Senator Chuck Grassley.

Iowa Senator Chuck Grassley says he puts little faith in a new report from the nonpartisan Congressional Budget Office that bodes ill for the Republican replacement for Obamacare.

The report says 14-million fewer Americans will have health care by next year under the replacement plan, with 24-million fewer covered in a decade versus staying with the current law.

“It shouldn’t surprise anybody that when the Congressional Budget Office makes forecasts looking ten years into the future, they’re going to be wrong,” Grassley says. The CBO doesn’t have a sterling record when trying to look a decade ahead, he says, especially with regards to health care.

Grassley notes, 29-million people are still uninsured under Obamacare and the CBO predicted far more would be covered by this point in time. “In 2009 and ’10, when the Congressional Budget Office estimated what Obamacare would cost, it came in at about, for a 10-year figure, of $980 billion I believe,” Grassley says. “It’s come out hundreds of billions of dollars more.”

Under the Affordable Care Act, people who don’t have health insurance face stiff fines on their taxes, but Grassley says the Republican replacement wouldn’t contain that feature, so it’s natural the number of uninsured people would go up.
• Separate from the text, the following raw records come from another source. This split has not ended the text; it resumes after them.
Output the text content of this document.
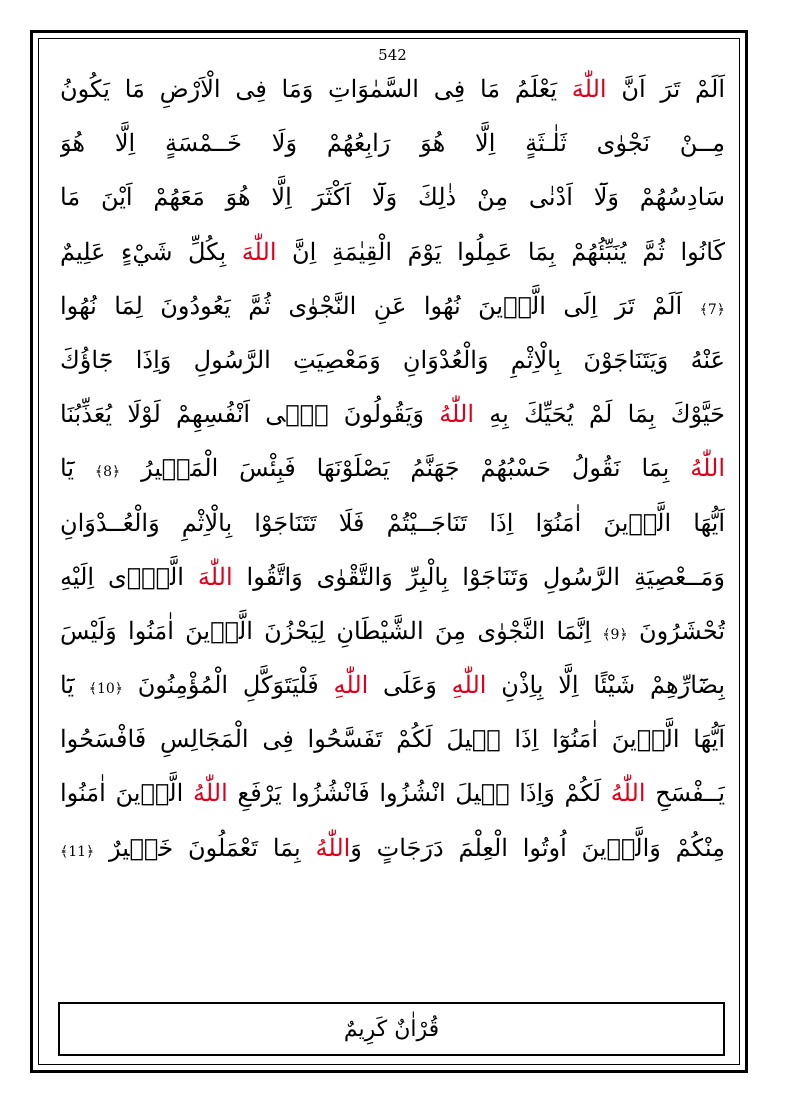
542
اَلَمْ تَرَ اَنَّ اللّٰهَ يَعْلَمُ مَا فِى السَّمٰوَاتِ وَمَا فِى الْاَرْضِ مَا يَكُونُ
مِــنْ نَجْوٰى ثَلٰـثَةٍ اِلَّا هُوَ رَابِعُهُمْ وَلَا خَــمْسَةٍ اِلَّا هُوَ
سَادِسُهُمْ وَلَٓا اَدْنٰى مِنْ ذٰلِكَ وَلَٓا اَكْثَرَ اِلَّا هُوَ مَعَهُمْ اَيْنَ مَا
كَانُوا ثُمَّ يُنَبِّئُهُمْ بِمَا عَمِلُوا يَوْمَ الْقِيٰمَةِ اِنَّ اللّٰهَ بِكُلِّ شَيْءٍ عَلِيمٌ
﴿7﴾ اَلَمْ تَرَ اِلَى الَّذٖينَ نُهُوا عَنِ النَّجْوٰى ثُمَّ يَعُودُونَ لِمَا نُهُوا
عَنْهُ وَيَتَنَاجَوْنَ بِالْاِثْمِ وَالْعُدْوَانِ وَمَعْصِيَتِ الرَّسُولِ وَاِذَا جَٓاؤُكَ
حَيَّوْكَ بِمَا لَمْ يُحَيِّكَ بِهِ اللّٰهُ وَيَقُولُونَ فٖٓى اَنْفُسِهِمْ لَوْلَا يُعَذِّبُنَا
اللّٰهُ بِمَا نَقُولُ حَسْبُهُمْ جَهَنَّمُ يَصْلَوْنَهَا فَبِئْسَ الْمَصٖيرُ ﴿8﴾ يَٓا
اَيُّهَا الَّذٖينَ اٰمَنُوٓا اِذَا تَنَاجَــيْتُمْ فَلَا تَتَنَاجَوْا بِالْاِثْمِ وَالْعُــدْوَانِ
وَمَــعْصِيَةِ الرَّسُولِ وَتَنَاجَوْا بِالْبِرِّ وَالتَّقْوٰى وَاتَّقُوا اللّٰهَ الَّذٖٓى اِلَيْهِ
تُحْشَرُونَ ﴿9﴾ اِنَّمَا النَّجْوٰى مِنَ الشَّيْطَانِ لِيَحْزُنَ الَّذٖينَ اٰمَنُوا وَلَيْسَ
بِضَٓارِّهِمْ شَيْئًا اِلَّا بِاِذْنِ اللّٰهِ وَعَلَى اللّٰهِ فَلْيَتَوَكَّلِ الْمُؤْمِنُونَ ﴿10﴾ يَٓا
اَيُّهَا الَّذٖينَ اٰمَنُوٓا اِذَا قٖيلَ لَكُمْ تَفَسَّحُوا فِى الْمَجَالِسِ فَافْسَحُوا
يَــفْسَحِ اللّٰهُ لَكُمْ وَاِذَا قٖيلَ انْشُزُوا فَانْشُزُوا يَرْفَعِ اللّٰهُ الَّذٖينَ اٰمَنُوا
مِنْكُمْ وَالَّذٖينَ اُوتُوا الْعِلْمَ دَرَجَاتٍ وَاللّٰهُ بِمَا تَعْمَلُونَ خَبٖيرٌ ﴿11﴾
قُرْاٰنٌ كَرِيمٌ
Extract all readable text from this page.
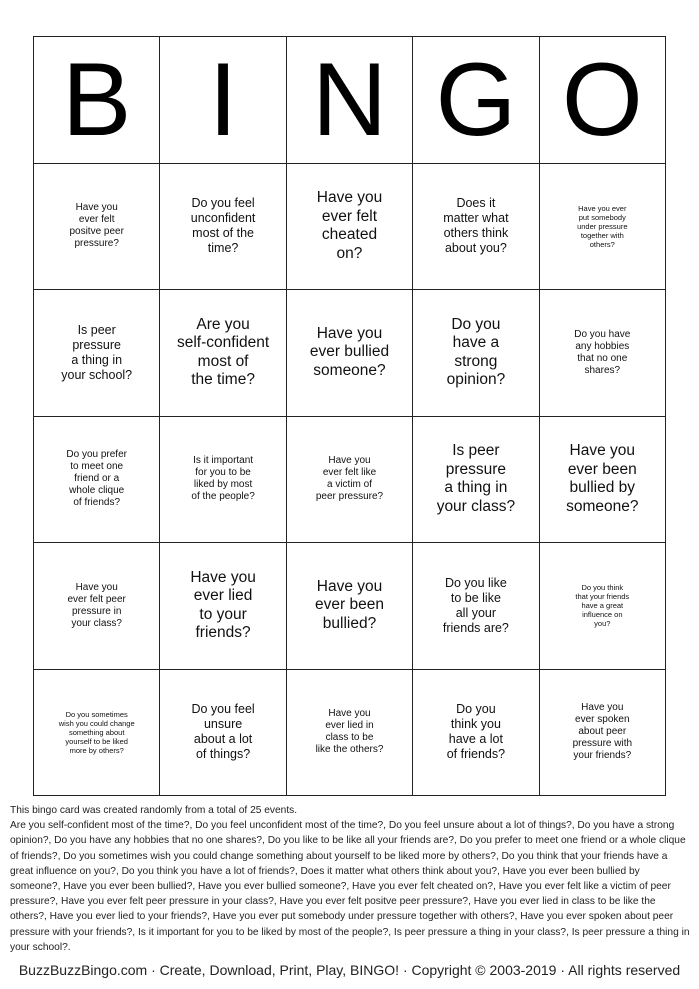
B I N G O
Have you
ever felt
positve peer
pressure?
Do you feel
unconfident
most of the
time?
Have you
ever felt
cheated
on?
Does it
matter what
others think
about you?
Have you ever
put somebody
under pressure
together with
others?
Is peer
pressure
a thing in
your school?
Are you
self-confident
most of
the time?
Have you
ever bullied
someone?
Do you
have a
strong
opinion?
Do you have
any hobbies
that no one
shares?
Do you prefer
to meet one
friend or a
whole clique
of friends?
Is it important
for you to be
liked by most
of the people?
Have you
ever felt like
a victim of
peer pressure?
Is peer
pressure
a thing in
your class?
Have you
ever been
bullied by
someone?
Have you
ever felt peer
pressure in
your class?
Have you
ever lied
to your
friends?
Have you
ever been
bullied?
Do you like
to be like
all your
friends are?
Do you think
that your friends
have a great
influence on
you?
Do you sometimes
wish you could change
something about
yourself to be liked
more by others?
Do you feel
unsure
about a lot
of things?
Have you
ever lied in
class to be
like the others?
Do you
think you
have a lot
of friends?
Have you
ever spoken
about peer
pressure with
your friends?

This bingo card was created randomly from a total of 25 events.

Are you self-confident most of the time?, Do you feel unconfident most of the time?, Do you feel unsure about a lot of things?, Do you have a strong opinion?, Do you have any hobbies that no one shares?, Do you like to be like all your friends are?, Do you prefer to meet one friend or a whole clique of friends?, Do you sometimes wish you could change something about yourself to be liked more by others?, Do you think that your friends have a great influence on you?, Do you think you have a lot of friends?, Does it matter what others think about you?, Have you ever been bullied by someone?, Have you ever been bullied?, Have you ever bullied someone?, Have you ever felt cheated on?, Have you ever felt like a victim of peer pressure?, Have you ever felt peer pressure in your class?, Have you ever felt positve peer pressure?, Have you ever lied in class to be like the others?, Have you ever lied to your friends?, Have you ever put somebody under pressure together with others?, Have you ever spoken about peer pressure with your friends?, Is it important for you to be liked by most of the people?, Is peer pressure a thing in your class?, Is peer pressure a thing in your school?.

BuzzBuzzBingo.com · Create, Download, Print, Play, BINGO! · Copyright © 2003-2019 · All rights reserved
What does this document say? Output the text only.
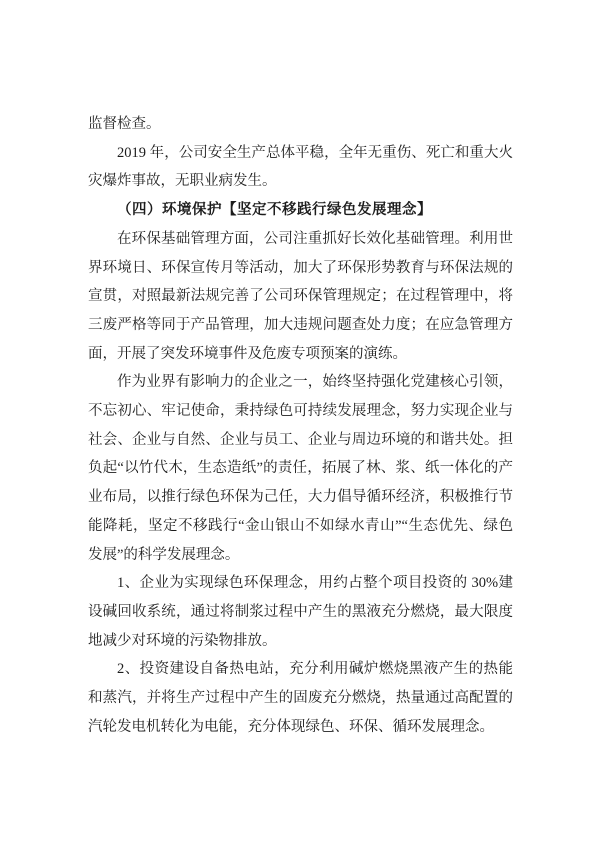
监督检查。

2019 年，公司安全生产总体平稳，全年无重伤、死亡和重大火灾爆炸事故，无职业病发生。

（四）环境保护【坚定不移践行绿色发展理念】

在环保基础管理方面，公司注重抓好长效化基础管理。利用世界环境日、环保宣传月等活动，加大了环保形势教育与环保法规的宣贯，对照最新法规完善了公司环保管理规定；在过程管理中，将三废严格等同于产品管理，加大违规问题查处力度；在应急管理方面，开展了突发环境事件及危废专项预案的演练。

作为业界有影响力的企业之一，始终坚持强化党建核心引领，不忘初心、牢记使命，秉持绿色可持续发展理念，努力实现企业与社会、企业与自然、企业与员工、企业与周边环境的和谐共处。担负起“以竹代木，生态造纸”的责任，拓展了林、浆、纸一体化的产业布局，以推行绿色环保为己任，大力倡导循环经济，积极推行节能降耗，坚定不移践行“金山银山不如绿水青山”“生态优先、绿色发展”的科学发展理念。

1、企业为实现绿色环保理念，用约占整个项目投资的 30%建设碱回收系统，通过将制浆过程中产生的黑液充分燃烧，最大限度地减少对环境的污染物排放。

2、投资建设自备热电站，充分利用碱炉燃烧黑液产生的热能和蒸汽，并将生产过程中产生的固废充分燃烧，热量通过高配置的汽轮发电机转化为电能，充分体现绿色、环保、循环发展理念。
Grassley says the ACA is deeply flawed and must be rewritten, though he says it’s still uncertain exactly how that will be accomplished.

“The insurance companies are saying that it’s on a death spiral and even if Hillary Clinton had been elected president, there’d have to be big changes made in this program,” Grassley says. “That’s what we’ve been promising the people and I think we have to deliver on it.”

When a report comes out from the CBO, Grassley says it’s typically treated like it came from God, so this report may force House leaders to go back to the drawing board with their replacement plan. Tom Price, the Secretary of Health and Human Services, says the CBO report is “just not believable.”